All this to say that videos don't do any of this justice. It's just a fun way to represent the image distortions.





I get that, and I guess I try to extrapolate from the image-based examples to other senses and congnition in general. The image replications give me the idea that there is some generative extrapolation based on actual sensory input a seed going on, like the brain circuitry that goes and re-imagines the input consciously going haywire and growing and extrapolating into overdriven, bizarre directions.

I recently read "A Brief History of Intelligence" by Bennet which spends quite a bit of time dwelling on "generative" simulation mechanisms in brain function and their role in cognition from prediction to mentalizing, and I think I can get a rough sense of how this would all click together.

It makes sense why creative/artistic people may be drawn to this and could consider it a heightened form or a letting loose of their normal processes, etc.

But to me it's still not that attractive. I can never shake the idea that it's a bit like driving a system past specifications and assigning meaning to malfunctions, and essentially lying to yourself. I get it's not black and white, and obviously philosophy is rife with arguments and takes on what is true experience and cognition, but given the risks and downsides I'd rather not.

I'm very fine with other people occupying different points on the spectrum.


>generative extrapolation based on actual sensory input a seed going on

>brain circuitry that goes and re-imagines the input consciously going haywire and growing and extrapolating into overdriven, bizarre directions.

>assigning meaning to malfunctions, and essentially lying to yourself

The problem is that your description fully applies to "normal", non-chemically-altered cognition. Miscognitions propagate. The spec only goes as far as anatomically modern, i.e. cavefolk, where the error correction mechanism there is "get eaten by wild animals, having failed to reproduce".

We don't have sabertooth tigers any more, we have a planetary-scale material culture developed over millenia. It provides for our safety; it records and propagates imprints of what we think, say, and do; it makes meaningful actions out of human utterances and movements, by providing them with interpretations (shared collective cognitions).

It's a safe and rich environment, one where people get to live safe lives in the grasp of utter, insane delusion, we just can't agree on which ones exactly are the deluded ones. We consider that one is responsible primarily for one's own actions, so let's start with the self, shall we.

What is one to do, if one wants to say the words "I am not lying to myself" in the sense of an actual falsifiable statement, and not just as a form of "I'm significant... said the dust speck"?

I mean, how do you even know? Couldn't you just lie to yourself about that one, too, and carry on none the wiser?
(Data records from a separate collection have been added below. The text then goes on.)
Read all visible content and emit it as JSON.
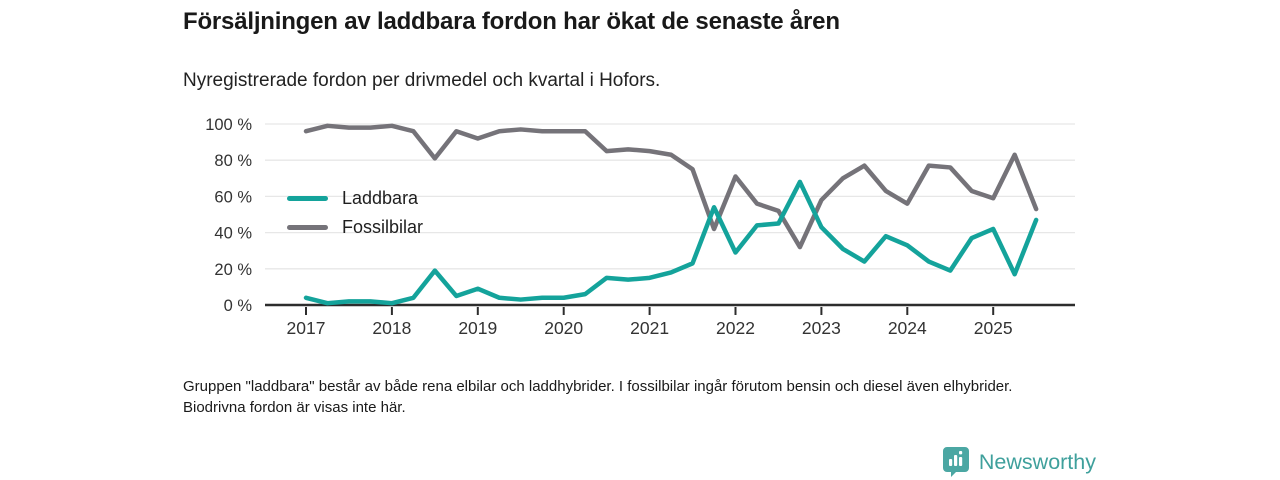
{
  "header": {
    "title": "Försäljningen av laddbara fordon har ökat de senaste åren",
    "subtitle": "Nyregistrerade fordon per drivmedel och kvartal i Hofors."
  },
  "chart_data": {
    "type": "line",
    "title": "Försäljningen av laddbara fordon har ökat de senaste åren",
    "subtitle": "Nyregistrerade fordon per drivmedel och kvartal i Hofors.",
    "xlabel": "",
    "ylabel": "",
    "ylim": [
      0,
      100
    ],
    "grid": true,
    "legend_position": "inside-left",
    "y_ticks": [
      0,
      20,
      40,
      60,
      80,
      100
    ],
    "y_tick_suffix": " %",
    "x_tick_labels": [
      "2017",
      "2018",
      "2019",
      "2020",
      "2021",
      "2022",
      "2023",
      "2024",
      "2025"
    ],
    "quarters": [
      "2017 Q1",
      "2017 Q2",
      "2017 Q3",
      "2017 Q4",
      "2018 Q1",
      "2018 Q2",
      "2018 Q3",
      "2018 Q4",
      "2019 Q1",
      "2019 Q2",
      "2019 Q3",
      "2019 Q4",
      "2020 Q1",
      "2020 Q2",
      "2020 Q3",
      "2020 Q4",
      "2021 Q1",
      "2021 Q2",
      "2021 Q3",
      "2021 Q4",
      "2022 Q1",
      "2022 Q2",
      "2022 Q3",
      "2022 Q4",
      "2023 Q1",
      "2023 Q2",
      "2023 Q3",
      "2023 Q4",
      "2024 Q1",
      "2024 Q2",
      "2024 Q3",
      "2024 Q4",
      "2025 Q1",
      "2025 Q2",
      "2025 Q3"
    ],
    "series": [
      {
        "name": "Laddbara",
        "color": "#14a39b",
        "values": [
          4,
          1,
          2,
          2,
          1,
          4,
          19,
          5,
          9,
          4,
          3,
          4,
          4,
          6,
          15,
          14,
          15,
          18,
          23,
          54,
          29,
          44,
          45,
          68,
          43,
          31,
          24,
          38,
          33,
          24,
          19,
          37,
          42,
          17,
          47
        ]
      },
      {
        "name": "Fossilbilar",
        "color": "#757379",
        "values": [
          96,
          99,
          98,
          98,
          99,
          96,
          81,
          96,
          92,
          96,
          97,
          96,
          96,
          96,
          85,
          86,
          85,
          83,
          75,
          42,
          71,
          56,
          52,
          32,
          58,
          70,
          77,
          63,
          56,
          77,
          76,
          63,
          59,
          83,
          53
        ]
      }
    ]
  },
  "footnote": {
    "text": "Gruppen \"laddbara\" består av både rena elbilar och laddhybrider. I fossilbilar ingår förutom bensin och diesel även elhybrider. Biodrivna fordon är visas inte här."
  },
  "logo": {
    "name": "Newsworthy",
    "icon": "bar-chart-badge-icon",
    "badge_color": "#4ba7a3",
    "text_color": "#3fa09c"
  }
}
You know how you can look at your eye with your eye, by means of routing photons through space in a clever way, with some help from that best friend of the psychonaut - the bathroom mirror?

Turns out you can also look at your mind with your mind, by routing concept-patterns though time in a clever way, by means of chemicals which alter the activation thresholds and signal propagation times throughout your body.

And what this gives you is a basis for comparison. Otherwise, you simply don't know. You're taking your introspection on faith, and that's massively irresponsible towards everyone else. Ask me how I know.


Ever heard of "The Doors of Perception" by Aldous Huxley?